A pioneering US Muslim university has quietly opened in California, aiming to counter hatred and distrust for Islam by promoting the religion.
Although the first class has just 15 students and occupies a rented office space blocks from the University of California campus, Zaytuna College aims to become the first accredited US Muslim university, an equal to academic giants with religious roots like Columbia University and Rutgers.
"Every religious community that comes to the US eventually reaches a level when they need to institutionalize to ensure their survival and our community is at that point," said Hamza Yusuf, a co-founder of Zaytuna College and a leading scholar of classical Islam in the West.
Debates are still raging over the appropriateness of a mosque near the New York site of the Sept. 11, 2001 attacks, in what some analysts see as a clear sign of US scepticism of Islam.
More than 30 percent of Americans believe Islam promotes violence, and many argue the religion has no place in a Judeo-Christian country, a new Pew Research Center poll shows.
Zaytuna founders say the discrimination Muslims face in the United States is no different from what Catholics experienced in the 19th century or Jews in the 20th century, and it's only a matter of time before they are fully accepted.
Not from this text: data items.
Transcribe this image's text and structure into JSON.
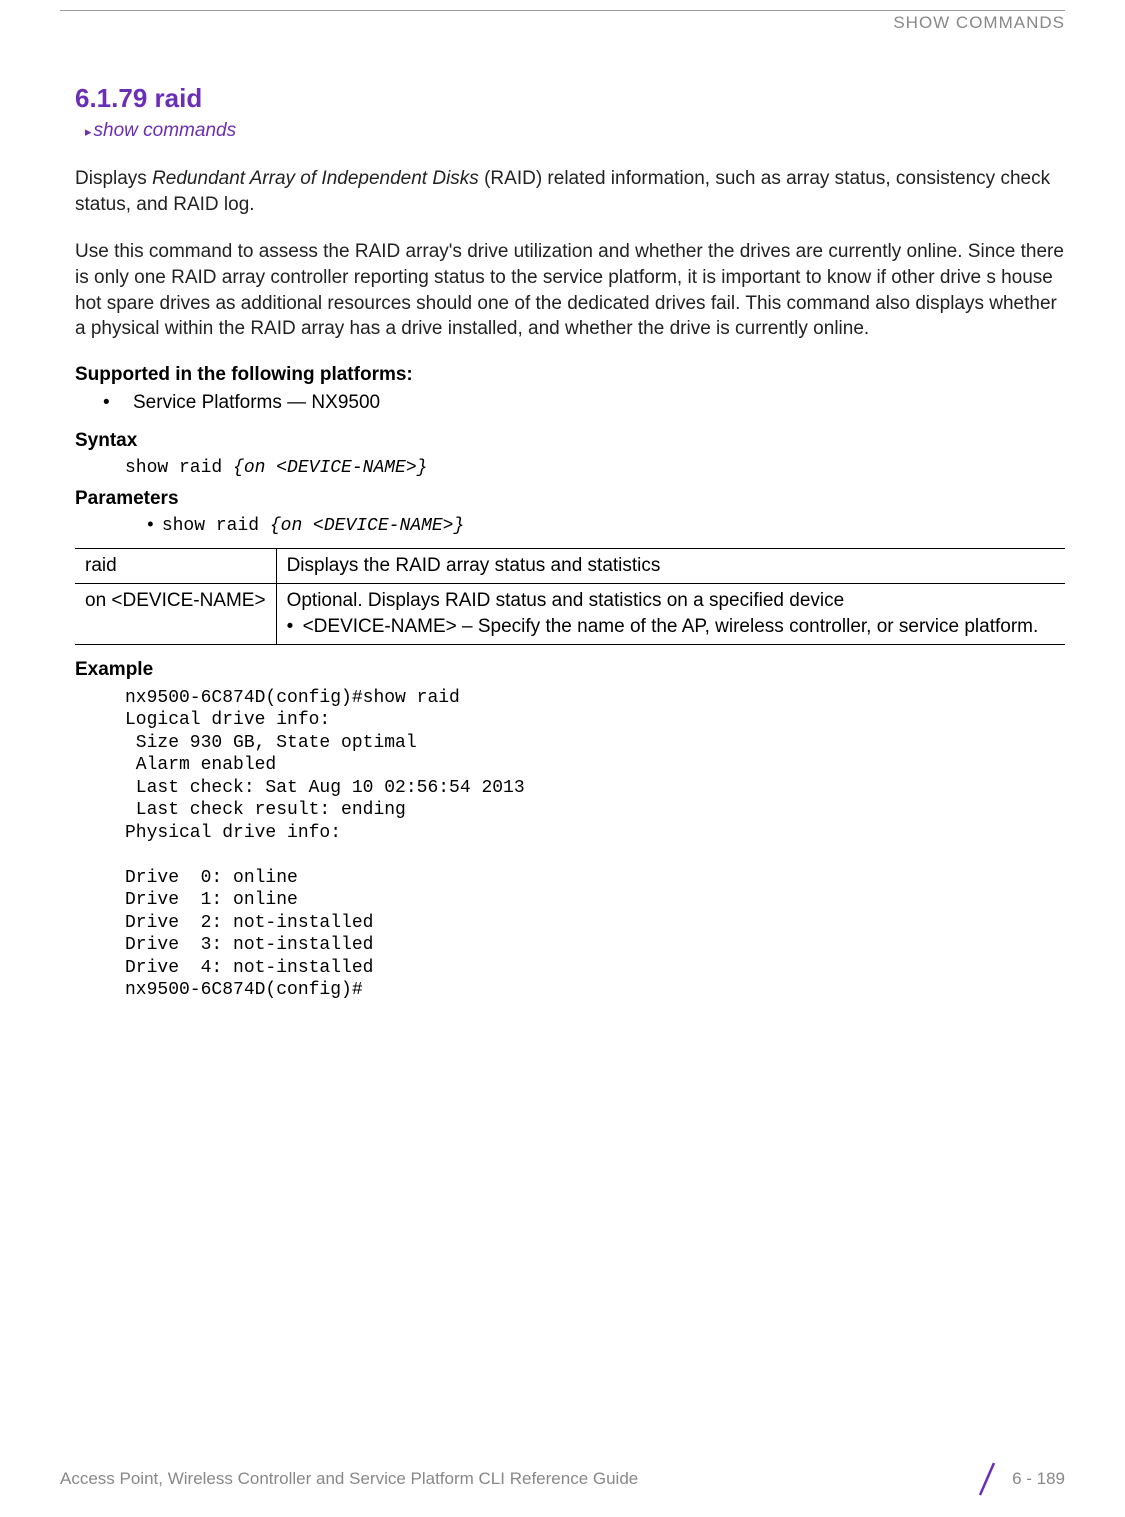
{
  "header": {
    "section_label": "SHOW COMMANDS"
  },
  "heading": {
    "number_title": "6.1.79 raid",
    "breadcrumb": "show commands"
  },
  "intro": {
    "para1_prefix": "Displays ",
    "para1_italic": "Redundant Array of Independent Disks",
    "para1_suffix": " (RAID) related information, such as array status, consistency check status, and RAID log.",
    "para2": "Use this command to assess the RAID array's drive utilization and whether the drives are currently online. Since there is only one RAID array controller reporting status to the service platform, it is important to know if other drive s house hot spare drives as additional resources should one of the dedicated drives fail. This command also displays whether a physical within the RAID array has a drive installed, and whether the drive is currently online."
  },
  "supported": {
    "heading": "Supported in the following platforms:",
    "item": "Service Platforms — NX9500"
  },
  "syntax": {
    "heading": "Syntax",
    "cmd_plain": "show raid ",
    "cmd_italic": "{on <DEVICE-NAME>}"
  },
  "parameters": {
    "heading": "Parameters",
    "list_plain": "show raid ",
    "list_italic": "{on <DEVICE-NAME>}",
    "rows": [
      {
        "name": "raid",
        "desc": "Displays the RAID array status and statistics"
      },
      {
        "name": "on <DEVICE-NAME>",
        "desc": "Optional. Displays RAID status and statistics on a specified device",
        "sub": "<DEVICE-NAME> – Specify the name of the AP, wireless controller, or service platform."
      }
    ]
  },
  "example": {
    "heading": "Example",
    "text": "nx9500-6C874D(config)#show raid\nLogical drive info:\n Size 930 GB, State optimal\n Alarm enabled\n Last check: Sat Aug 10 02:56:54 2013\n Last check result: ending\nPhysical drive info:\n\nDrive  0: online\nDrive  1: online\nDrive  2: not-installed\nDrive  3: not-installed\nDrive  4: not-installed\nnx9500-6C874D(config)#"
  },
  "footer": {
    "left": "Access Point, Wireless Controller and Service Platform CLI Reference Guide",
    "page": "6 - 189"
  }
}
"Education in general is one of the primary remedies for dealing with ignorance," said Hatem Bazian, academic affairs chair at Zaytuna College, who also teaches at the University of California at Berkeley.
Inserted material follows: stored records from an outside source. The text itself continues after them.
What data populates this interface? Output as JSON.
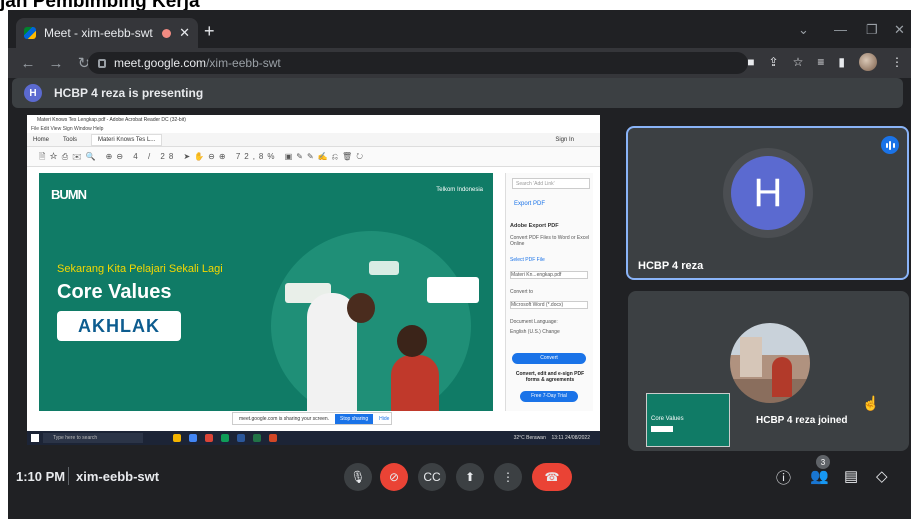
{
  "caption": "jan Pembimbing Kerja",
  "browser": {
    "tab_title": "Meet - xim-eebb-swt",
    "tab_close": "✕",
    "new_tab": "+",
    "url_host": "meet.google.com",
    "url_path": "/xim-eebb-swt"
  },
  "banner": {
    "initial": "H",
    "text": "HCBP 4 reza is presenting"
  },
  "shared": {
    "window_title": "Materi Knows Tes Lengkap.pdf - Adobe Acrobat Reader DC (32-bit)",
    "menu": "File  Edit  View  Sign  Window  Help",
    "tabs": [
      "Home",
      "Tools",
      "Materi Knows Tes L..."
    ],
    "signin": "Sign In",
    "page_indicator": "4 / 28",
    "zoom": "72,8%",
    "slide": {
      "bumn_logo": "BUMN",
      "telkom_logo": "Telkom Indonesia",
      "line1": "Sekarang Kita Pelajari Sekali Lagi",
      "line2": "Core Values",
      "line3": "AKHLAK"
    },
    "panel": {
      "search": "Search 'Add Link'",
      "export": "Export PDF",
      "export_heading": "Adobe Export PDF",
      "export_desc": "Convert PDF Files to Word or Excel Online",
      "select_file": "Select PDF File",
      "file_name": "Materi Kn...engkap.pdf",
      "convert_to": "Convert to",
      "format": "Microsoft Word (*.docx)",
      "doc_lang": "Document Language:",
      "lang": "English (U.S.)  Change",
      "convert_btn": "Convert",
      "promo": "Convert, edit and e-sign PDF forms & agreements",
      "trial_btn": "Free 7-Day Trial"
    },
    "share_notice": "meet.google.com is sharing your screen.",
    "stop_sharing": "Stop sharing",
    "hide": "Hide",
    "taskbar_search": "Type here to search",
    "weather": "32°C  Berawan",
    "clock": "13:11  24/08/2022"
  },
  "tiles": {
    "presenter_initial": "H",
    "presenter_name": "HCBP 4 reza",
    "toast": "HCBP 4 reza joined",
    "thumb_line": "Core Values",
    "thumb_word": "AKHLAK"
  },
  "controls": {
    "time": "1:10 PM",
    "meeting_code": "xim-eebb-swt",
    "participants_count": "3"
  },
  "colors": {
    "end_call": "#ea4335",
    "accent": "#8ab4f8",
    "avatar": "#5b6ad0",
    "slide_bg": "#107b66"
  }
}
The four-year program offers classes in Islamic literature, jurisprudence, theology and history and is open to all faiths, although all current students are Muslim, from a variety of backgrounds.
Aiming for the Top
There are other US-based Muslim institutions of higher learning, but Zaytuna aims to be the first to get the accreditation that puts schools in the top tier of universities.
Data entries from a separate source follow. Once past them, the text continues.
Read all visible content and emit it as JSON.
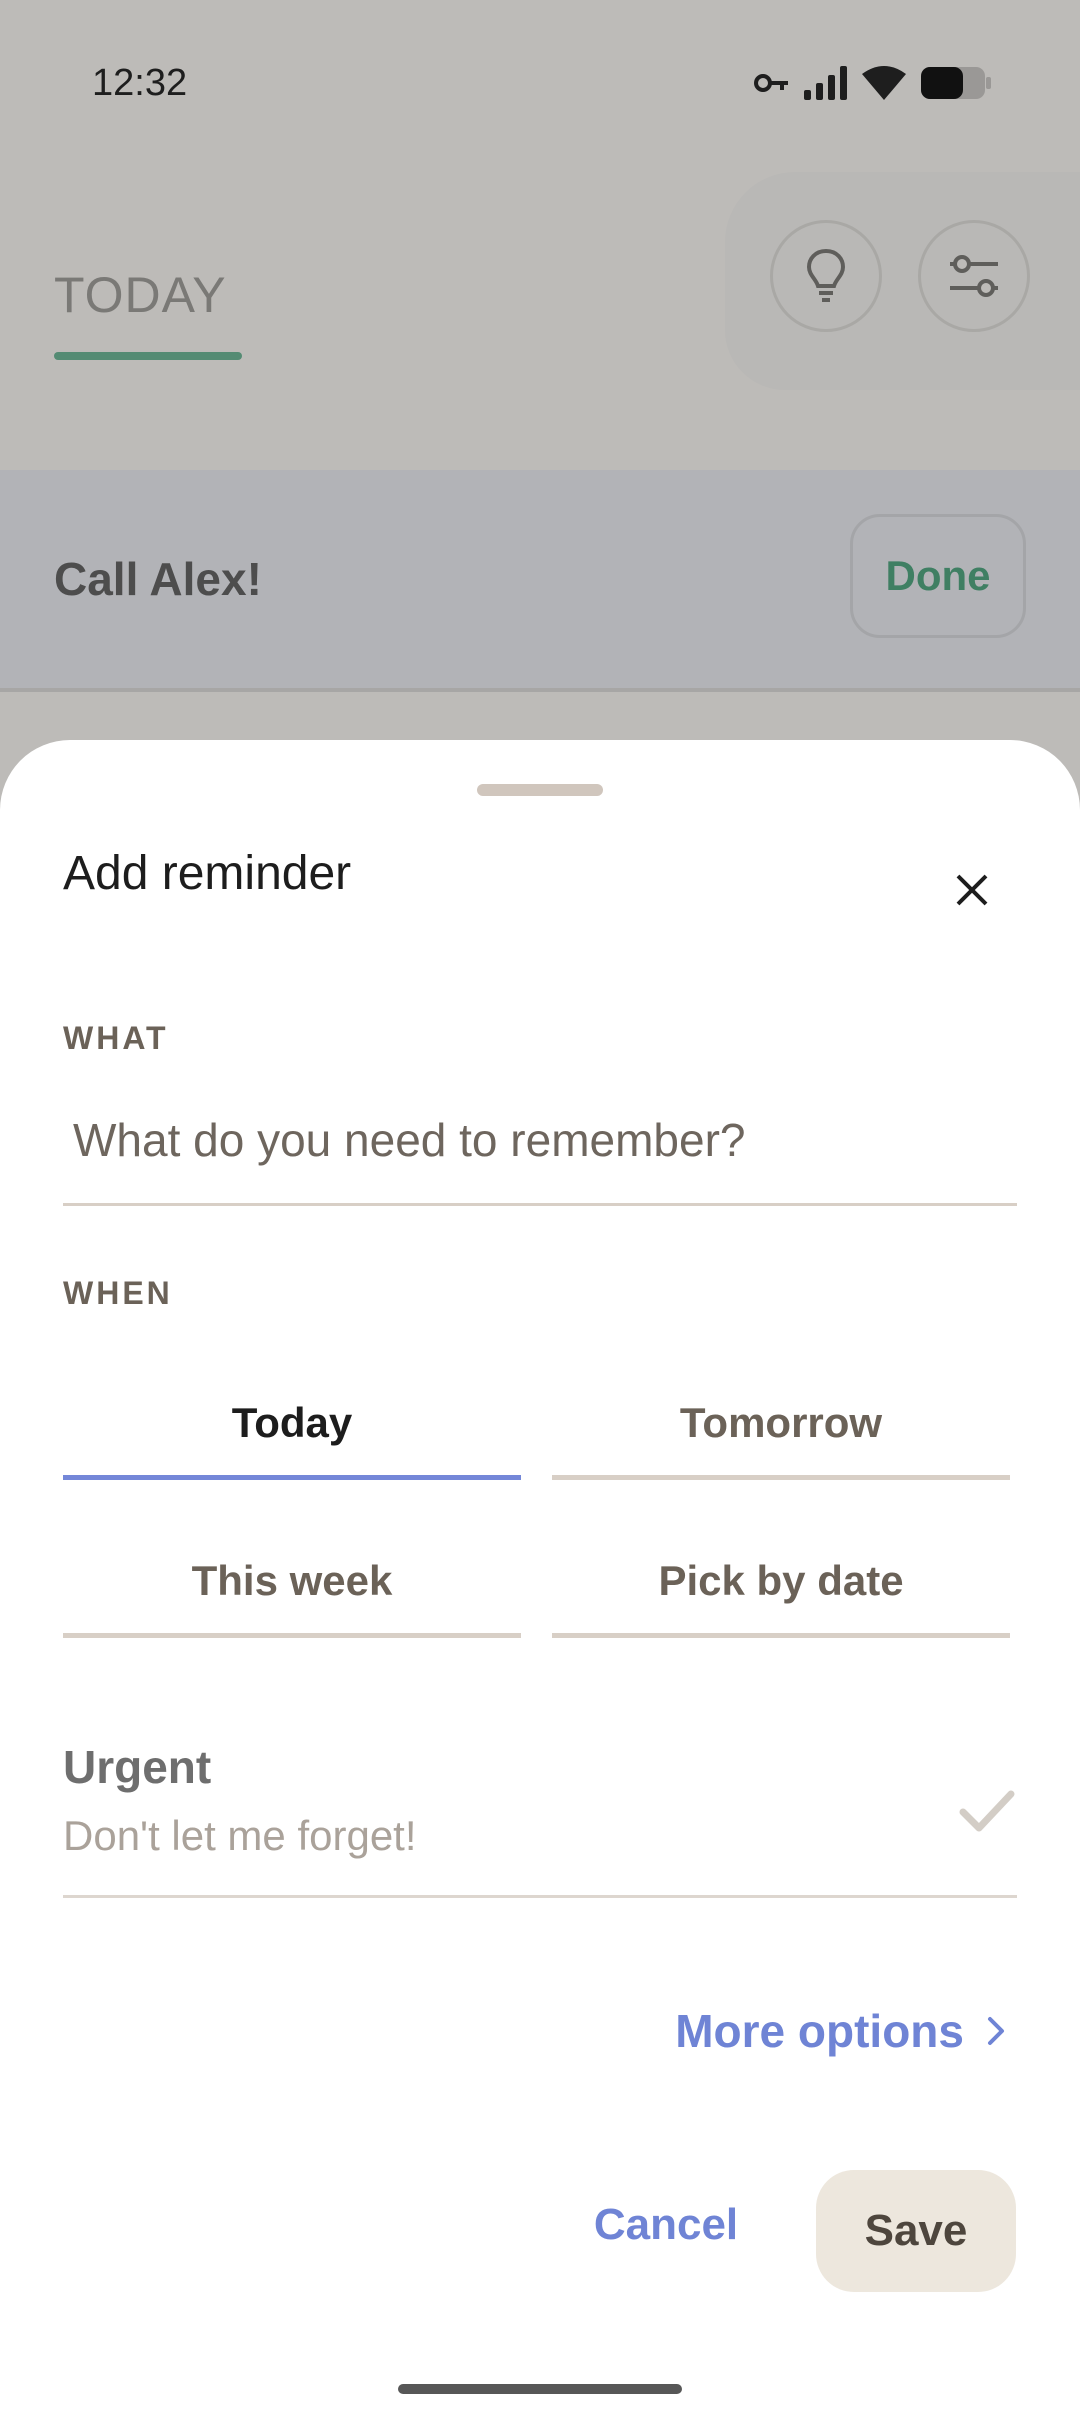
{
  "status_bar": {
    "time": "12:32",
    "icons": [
      "vpn-key-icon",
      "signal-icon",
      "wifi-icon",
      "battery-icon"
    ]
  },
  "background": {
    "tab_label": "TODAY",
    "header_buttons": [
      "lightbulb-icon",
      "filter-settings-icon"
    ],
    "reminder_text": "Call Alex!",
    "done_label": "Done",
    "accent_color": "#3a7f62"
  },
  "sheet": {
    "title": "Add reminder",
    "what_label": "WHAT",
    "what_placeholder": "What do you need to remember?",
    "what_value": "",
    "when_label": "WHEN",
    "when_options": [
      {
        "label": "Today",
        "selected": true
      },
      {
        "label": "Tomorrow",
        "selected": false
      },
      {
        "label": "This week",
        "selected": false
      },
      {
        "label": "Pick by date",
        "selected": false
      }
    ],
    "urgent_title": "Urgent",
    "urgent_subtitle": "Don't let me forget!",
    "urgent_checked": false,
    "more_options_label": "More options",
    "cancel_label": "Cancel",
    "save_label": "Save",
    "accent_color": "#6f84d5"
  }
}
On a recent day, five students were busy translating the Muwatta, a collection of writings on the Islamic jurisprudence from the Sunni school of thought. Men and women shared the classroom, but the women stuck close together and all wore hijab, the traditional head covering.
Sumaya Mehai, 21, came to the school after several years of frustrated study at a junior college.
"I couldn't tie in my religious beliefs with what I was getting in the classroom," Mehai said. "Bringing religion into any discussion is usually discouraged at other schools."
There are an estimated six million Muslims in the United States, according to Pew, a growing community that today has more than 2,000 mosques and 500 schools around the country. Meanwhile, there is a shortage of imams and other community leaders, who often have to be sent from abroad.
"The imams who are sent to the US are not prepared to address the issues they encounter here like drug use among teens or pregnancy or gangs," Bazian said. "It's like bringing them into a warzone."
Some graduates will become imams, while others will go on to work at Islamic cultural centers, schools, and mainstream hospitals and law firms, said Bazian, an American convert to Islam.
He has been critical of both American and Islamic nations' foreign policy and has described Islamic countries as oppressive, earning criticism in the Arab world.
Although some conservative bloggers have criticized the school as a "training ground for jihadists," the local Berkeley community, known for its leftist leanings, has been welcoming, Yusuf said. Nationally too, Islamic scholars have praised the school for its progressive and moderate approach.
"It's an attempt to bring the rigor of classical Islam and make sure it takes root in American soil," said Omid Safi, a professor of religious studies at the University of Carolina, Chapel Hill.
"If successful, it will be yet another step to making Islam indigenous in this country."